(Zhangjiakou ) Le contraste est saisissant. Le parc de neige de Genting, où se déroulent de nombreuses compétitions en montagne, est tapissé d’un épais couvert blanc. Le reste de la vallée, lui, est jaune. Ou brun. C’est que la neige aux Jeux de Pékin est 100 % artificielle, une première dans l’histoire olympienne. Et qu’en pensent les athlètes ?

« C’est une grande question ! », s’exclame Jules Burnotte, les deux pieds dans la fausse neige de Zhangjiakou. Le biathlète de Sherbrooke course toujours sur la neige artificielle. Il n’est donc pas dépaysé par les conditions dans les montagnes chinoises.

L’athlète, vêtu de son manteau rouge du Canada, montre la piste de biathlon olympique et le demi-mètre de neige, bien tapé. C’est l’épaisseur normale dans à peu près toutes les Coupes du monde en Europe, dit-il. « L’IBU [l’Union internationale de biathlon] veut être sûre que les sites ont assez de neige pour tenir une compétition même après un orage ou pendant une température de 15 °C », explique-t-il.

« Peu importe le site de compétition, ça prend assez de neige pour avoir une surface continue, avec absolument aucune roche. On ne veut surtout pas de grafignes sur nos skis », poursuit l’athlète à l’épaisse chevelure bouclée.

Les pistes en neige artificielle donnent d’ailleurs des courses plus rapides, souligne Charles Pépin, farteur de l’équipe canadienne de biathlon et aussi ami d’adolescence de Jules Burnotte.

Les flocons de neige naturelle ont des petits piquants, des petites pointes. Ceux-ci font ralentir le ski tandis que la neige artificielle, ce sont des petites billes de glace. Il y a donc moins d’adhérence et ça glisse plus vite.

Charles Pépin,

« La neige artificielle, s’il fait assez froid, il y a moyen de la compacter pour que ça ressemble à de la vraie neige, poursuit son collègue farteur Félix Bérubé-Larochelle. Mais s’il fait chaud, ça peut devenir vraiment mou et c’est comme skier dans le sel. »

La planchiste Laurie Blouin, elle, a un avis différent sur la neige. « C’est sûr que la neige naturelle, c’est mieux », déclare-t-elle pendant une séance d’entraînement de descente acrobatique. « Ici, on le voit qu’il y a beaucoup de monde qui passe et ça devient glacé vraiment rapidement », dit-elle en montrant la piste où les athlètes exécutent d’impressionnants sauts.

Surtout, la neige naturelle, plus molle, fait moins mal lors des chutes, ajoute-t-elle, un facteur à ne pas négliger lorsqu’on pratique un sport extrême comme la descente acrobatique (slopestyle) ou le grand saut (big air).

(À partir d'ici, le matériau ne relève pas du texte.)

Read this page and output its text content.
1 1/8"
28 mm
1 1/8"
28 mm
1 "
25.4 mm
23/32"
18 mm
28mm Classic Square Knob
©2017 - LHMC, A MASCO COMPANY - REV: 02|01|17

« Il reste que c’est quand même fou, ce qu’ils ont construit ici », admet-elle au sujet des trois sauts de même que des grosses briques décoratives qui ont été fabriquées en neige.

Peu de précipitations

La région de Zhangjiakou, où se tiennent les compétitions de biathlon, de ski de fond, de ski acrobatique, de sauts à ski et de planche à neige, se trouve à 200 km au nord-ouest de Pékin. Il faut près de quatre heures pour faire la route entre les deux.

Les montagnes sont couvertes de petits arbustes et de quelques conifères. Dans ce climat aride, ce n’est pas si surprenant qu’il y ait aussi peu de végétation. Et aussi peu de neige.

Depuis notre arrivée, le soleil brille et le ciel est toujours bleu. Mais les températures sont froides (autour de -15 °C le jour, -22 °C la nuit).

À cause des rares précipitations, les organisateurs des Jeux ont dû souffler pas moins de 1,2 million de tonnes cubiques de neige et l’étendre sur les pistes grâce à des dameuses, selon le magazine Sports Illustrated. C’est l’équivalent de 480 piscines olympiques remplies de neige.

Avant les Jeux de Pékin, les villes de Vancouver, de Sotchi et de PyeongChang ont aussi eu recours à la neige artificielle. Quelque 90 % de celle employée en Corée du Sud était fabriquée par l’homme.

Le mouvement olympique fait d’ailleurs face à de nombreuses critiques pour la grande quantité d’eau qui sera nécessaire pour la fabrication de neige et l’impact sur l’environnement.

Mais le comité organisateur, lui, affirme avoir utilisé de l’eau de pluie pour produire la neige. Il soutient également que la mégarampe aménagée pour le grand saut (big air) est dotée de réservoirs afin de récupérer l’eau de la neige fondue.